Contrairement à ce qu’a retenu le tribunal, la cour estime que l’activité de restauration rapide ne répond pas aux mêmes critères qu’une activité de restauration traditionnelle, de sorte que la restauration offerte par la société MY FABULOUS lors de son entrée dans les lieux en novembre 2014 était différente de celle proposée par la société ZASH. Ceci est d’autant plus incontestable que, d’une part, le bail signé le 1er septembre 2013 par la société ZASH exclut «’la restauration sédentaire de type traditionnel’», et d’autre part, la clause de non-concurrence insérée au bail de la société MY FABULOUS a pour vocation d’empêcher l’installation d’une activité de restauration traditionnelle et non une activité de restauration rapide qui par définition n’est pas sédentaire.
Le point départ de la prescription de l’action de la société MY FABULOUS ne peut donc pas être fixée à la date de la signature du bail du 28 novembre 2014.
La société MY FABULOUS indique que c’est le changement d’activité de la société ZASH, à partir du 1er septembre 2017, avec la création d’une activité de restauration chaude, de cuisson et de vente de kebabs, de frites et d’assiettes chaudes, qui a entraîné une violation de la clause du bail qu’elle invoque.
Il résulte de la copie du protocole transactionnel signé entre [Localité 2] HABITAT et la société ZASH du 9 décembre 2016 que [Localité 2] HABITAT a validé la réalisation de travaux transformant les locaux exploités par la société ZASH, à l’issue de la tenue du bureau du conseil d’administration du 7 octobre 2016. En effet, il ressort de ces documents que [Localité 2] HABITAT a notamment pris en charge les travaux d’installation de «’gaines, insufflation de la hotte de cuisine et système anti-incendie’», pour un montant 15.648,66 euros, outre la maîtrise de l’ouvrage.
Ainsi, à hauteur de cour, grâce aux pièce produites dans le cadre de la procédure d’incident, la société MY FABULOUS démontre la transformation de l’activité de la société ZASH, laquelle s’est matérialisée par des travaux de construction d’un tuyau d’évacuation des fumées et des odeurs.

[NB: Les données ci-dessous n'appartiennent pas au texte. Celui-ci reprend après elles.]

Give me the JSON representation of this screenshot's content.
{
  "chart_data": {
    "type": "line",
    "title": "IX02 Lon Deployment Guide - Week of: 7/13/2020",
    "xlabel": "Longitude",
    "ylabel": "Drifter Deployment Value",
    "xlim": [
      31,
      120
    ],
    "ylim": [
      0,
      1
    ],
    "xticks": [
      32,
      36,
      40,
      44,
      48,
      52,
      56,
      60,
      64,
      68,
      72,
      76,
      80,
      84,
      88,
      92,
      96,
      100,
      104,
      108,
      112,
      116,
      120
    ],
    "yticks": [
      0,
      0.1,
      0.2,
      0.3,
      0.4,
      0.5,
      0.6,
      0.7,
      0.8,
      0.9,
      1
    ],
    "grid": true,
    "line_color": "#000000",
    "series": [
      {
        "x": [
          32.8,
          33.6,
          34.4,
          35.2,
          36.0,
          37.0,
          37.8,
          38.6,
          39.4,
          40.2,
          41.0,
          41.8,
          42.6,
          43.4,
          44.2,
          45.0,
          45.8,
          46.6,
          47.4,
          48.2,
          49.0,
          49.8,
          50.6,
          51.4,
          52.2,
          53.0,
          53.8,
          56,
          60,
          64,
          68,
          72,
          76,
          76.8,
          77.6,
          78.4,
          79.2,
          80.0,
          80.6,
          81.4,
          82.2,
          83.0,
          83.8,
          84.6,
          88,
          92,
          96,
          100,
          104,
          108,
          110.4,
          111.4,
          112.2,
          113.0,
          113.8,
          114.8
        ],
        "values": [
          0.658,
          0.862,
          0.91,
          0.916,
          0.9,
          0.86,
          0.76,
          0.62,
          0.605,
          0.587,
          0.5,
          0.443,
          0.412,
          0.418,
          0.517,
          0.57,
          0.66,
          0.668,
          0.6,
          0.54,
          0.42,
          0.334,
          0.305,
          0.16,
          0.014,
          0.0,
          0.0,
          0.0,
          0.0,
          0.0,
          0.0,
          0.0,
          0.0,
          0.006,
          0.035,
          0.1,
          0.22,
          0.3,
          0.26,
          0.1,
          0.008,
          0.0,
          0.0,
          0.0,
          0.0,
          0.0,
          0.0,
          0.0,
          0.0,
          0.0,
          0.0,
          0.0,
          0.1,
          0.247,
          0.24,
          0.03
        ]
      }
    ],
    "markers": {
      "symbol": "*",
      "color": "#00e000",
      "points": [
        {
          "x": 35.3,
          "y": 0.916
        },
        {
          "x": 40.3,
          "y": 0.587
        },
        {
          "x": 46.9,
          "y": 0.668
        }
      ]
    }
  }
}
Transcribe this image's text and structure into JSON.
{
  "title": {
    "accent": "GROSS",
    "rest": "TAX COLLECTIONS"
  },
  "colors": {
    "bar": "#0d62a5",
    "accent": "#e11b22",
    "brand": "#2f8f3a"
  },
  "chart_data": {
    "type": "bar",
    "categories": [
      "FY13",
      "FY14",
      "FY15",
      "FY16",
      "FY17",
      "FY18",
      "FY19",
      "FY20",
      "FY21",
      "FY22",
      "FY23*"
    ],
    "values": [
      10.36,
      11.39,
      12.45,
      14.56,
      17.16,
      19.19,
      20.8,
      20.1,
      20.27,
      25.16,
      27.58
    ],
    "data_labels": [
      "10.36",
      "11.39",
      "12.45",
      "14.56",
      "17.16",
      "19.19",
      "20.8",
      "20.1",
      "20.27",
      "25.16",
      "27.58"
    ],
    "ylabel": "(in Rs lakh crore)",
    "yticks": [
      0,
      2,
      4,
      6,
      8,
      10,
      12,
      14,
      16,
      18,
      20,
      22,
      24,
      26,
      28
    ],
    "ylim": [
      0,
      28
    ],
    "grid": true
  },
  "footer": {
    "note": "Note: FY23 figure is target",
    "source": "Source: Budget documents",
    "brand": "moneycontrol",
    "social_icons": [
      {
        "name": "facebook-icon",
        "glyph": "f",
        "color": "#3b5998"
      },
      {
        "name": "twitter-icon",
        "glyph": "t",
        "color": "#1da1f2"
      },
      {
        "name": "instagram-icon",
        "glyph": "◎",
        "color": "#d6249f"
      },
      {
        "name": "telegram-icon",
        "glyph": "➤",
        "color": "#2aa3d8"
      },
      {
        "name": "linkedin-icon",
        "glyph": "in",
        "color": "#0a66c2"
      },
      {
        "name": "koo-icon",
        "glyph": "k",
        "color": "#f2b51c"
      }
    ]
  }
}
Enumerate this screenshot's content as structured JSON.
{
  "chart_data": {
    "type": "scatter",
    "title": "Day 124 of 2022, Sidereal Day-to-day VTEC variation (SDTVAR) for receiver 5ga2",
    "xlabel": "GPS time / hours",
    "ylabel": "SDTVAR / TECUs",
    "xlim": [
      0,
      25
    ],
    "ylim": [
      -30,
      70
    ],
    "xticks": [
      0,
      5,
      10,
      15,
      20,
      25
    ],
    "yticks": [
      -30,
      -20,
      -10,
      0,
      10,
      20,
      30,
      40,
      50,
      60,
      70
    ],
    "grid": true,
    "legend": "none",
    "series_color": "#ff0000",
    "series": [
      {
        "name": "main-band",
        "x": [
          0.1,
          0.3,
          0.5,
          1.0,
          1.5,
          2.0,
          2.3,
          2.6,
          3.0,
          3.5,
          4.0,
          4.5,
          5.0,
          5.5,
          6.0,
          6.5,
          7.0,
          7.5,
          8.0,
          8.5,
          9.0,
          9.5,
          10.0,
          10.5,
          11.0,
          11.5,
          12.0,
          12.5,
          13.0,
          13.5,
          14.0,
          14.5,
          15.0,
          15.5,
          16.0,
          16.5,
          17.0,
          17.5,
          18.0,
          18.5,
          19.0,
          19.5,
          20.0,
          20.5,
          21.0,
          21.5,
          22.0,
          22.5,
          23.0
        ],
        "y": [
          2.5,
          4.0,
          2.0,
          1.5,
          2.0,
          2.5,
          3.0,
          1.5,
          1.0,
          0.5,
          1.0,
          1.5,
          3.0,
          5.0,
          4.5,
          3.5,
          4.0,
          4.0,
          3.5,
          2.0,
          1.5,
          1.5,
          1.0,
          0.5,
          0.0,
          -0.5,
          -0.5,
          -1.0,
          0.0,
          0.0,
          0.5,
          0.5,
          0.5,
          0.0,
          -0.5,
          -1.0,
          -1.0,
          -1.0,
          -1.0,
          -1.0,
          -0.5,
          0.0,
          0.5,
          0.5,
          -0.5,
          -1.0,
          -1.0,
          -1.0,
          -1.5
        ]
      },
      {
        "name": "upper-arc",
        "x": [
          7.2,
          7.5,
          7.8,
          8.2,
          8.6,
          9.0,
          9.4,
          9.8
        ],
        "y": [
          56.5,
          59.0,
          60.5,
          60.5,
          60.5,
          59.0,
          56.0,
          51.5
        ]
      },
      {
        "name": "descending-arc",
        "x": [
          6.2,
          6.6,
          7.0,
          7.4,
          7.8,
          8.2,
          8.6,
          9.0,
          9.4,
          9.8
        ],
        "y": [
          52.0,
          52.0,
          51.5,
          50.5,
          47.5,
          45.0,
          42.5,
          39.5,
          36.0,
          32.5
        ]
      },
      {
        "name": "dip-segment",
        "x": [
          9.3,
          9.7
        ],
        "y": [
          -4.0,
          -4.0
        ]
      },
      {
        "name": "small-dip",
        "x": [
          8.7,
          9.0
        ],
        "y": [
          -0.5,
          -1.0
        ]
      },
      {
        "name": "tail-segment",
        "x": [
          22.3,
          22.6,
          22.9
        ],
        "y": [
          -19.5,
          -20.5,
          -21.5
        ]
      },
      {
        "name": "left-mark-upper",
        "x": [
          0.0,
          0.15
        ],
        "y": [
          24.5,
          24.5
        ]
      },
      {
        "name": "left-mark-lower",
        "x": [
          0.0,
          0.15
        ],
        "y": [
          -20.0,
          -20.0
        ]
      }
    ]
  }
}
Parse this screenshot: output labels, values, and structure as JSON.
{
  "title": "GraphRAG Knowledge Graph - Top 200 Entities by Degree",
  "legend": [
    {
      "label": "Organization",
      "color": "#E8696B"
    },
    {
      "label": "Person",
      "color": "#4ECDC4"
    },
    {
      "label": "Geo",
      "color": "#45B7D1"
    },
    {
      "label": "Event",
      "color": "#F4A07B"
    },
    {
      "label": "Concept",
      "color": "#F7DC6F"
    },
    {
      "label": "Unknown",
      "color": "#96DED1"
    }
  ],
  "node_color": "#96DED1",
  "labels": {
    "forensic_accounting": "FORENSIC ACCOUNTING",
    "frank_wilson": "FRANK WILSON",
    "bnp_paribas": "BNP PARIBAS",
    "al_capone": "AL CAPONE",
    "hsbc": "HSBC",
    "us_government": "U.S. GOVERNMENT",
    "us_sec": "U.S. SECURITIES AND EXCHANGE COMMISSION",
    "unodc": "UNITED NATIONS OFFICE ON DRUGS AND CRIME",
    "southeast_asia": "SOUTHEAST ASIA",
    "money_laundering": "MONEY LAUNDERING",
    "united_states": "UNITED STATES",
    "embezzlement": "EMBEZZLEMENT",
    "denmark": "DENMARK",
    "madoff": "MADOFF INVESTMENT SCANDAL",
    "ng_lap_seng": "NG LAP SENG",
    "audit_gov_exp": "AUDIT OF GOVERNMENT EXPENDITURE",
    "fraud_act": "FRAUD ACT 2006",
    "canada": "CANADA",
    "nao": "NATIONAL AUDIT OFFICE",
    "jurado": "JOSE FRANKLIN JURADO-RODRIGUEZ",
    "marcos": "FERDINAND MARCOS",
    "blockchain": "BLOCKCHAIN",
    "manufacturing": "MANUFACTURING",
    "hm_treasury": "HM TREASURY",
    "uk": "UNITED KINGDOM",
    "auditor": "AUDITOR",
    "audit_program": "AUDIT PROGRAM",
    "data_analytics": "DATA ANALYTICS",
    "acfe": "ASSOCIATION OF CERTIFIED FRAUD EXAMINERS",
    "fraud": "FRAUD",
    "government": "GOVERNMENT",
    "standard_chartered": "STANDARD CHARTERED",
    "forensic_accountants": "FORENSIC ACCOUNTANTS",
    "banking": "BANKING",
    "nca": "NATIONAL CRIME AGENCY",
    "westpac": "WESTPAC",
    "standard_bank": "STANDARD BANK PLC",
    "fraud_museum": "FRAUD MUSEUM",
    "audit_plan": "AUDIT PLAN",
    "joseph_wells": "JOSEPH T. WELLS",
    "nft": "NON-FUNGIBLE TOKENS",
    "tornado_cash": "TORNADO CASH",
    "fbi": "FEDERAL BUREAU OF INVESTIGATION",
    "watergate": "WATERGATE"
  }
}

Le point de départ de la prescription doit donc être décalé a minima, au 9 décembre 2016, de sorte que l’assignation de la société MY FABULOUS ayant été délivrée à l’intimée le 13 décembre 2019, il y a lieu de constater que la société MY FABULOUS est recevable en son action.
Par conséquent, il convient d’infirmer le jugement déféré de ce chef.
*Sur la demande en paiement de dommages et intérêts fondée sur la violation de la clause de non-concurrence
Aux termes de l’article 1103 du code civil, les contrats légalement formés tiennent lieu de loi à ceux qui les ont fait.
L’article 1104 du même code énonce que les contrats doivent être négociés, formés et exécutés de bonne foi. Cette disposition est d’ordre public.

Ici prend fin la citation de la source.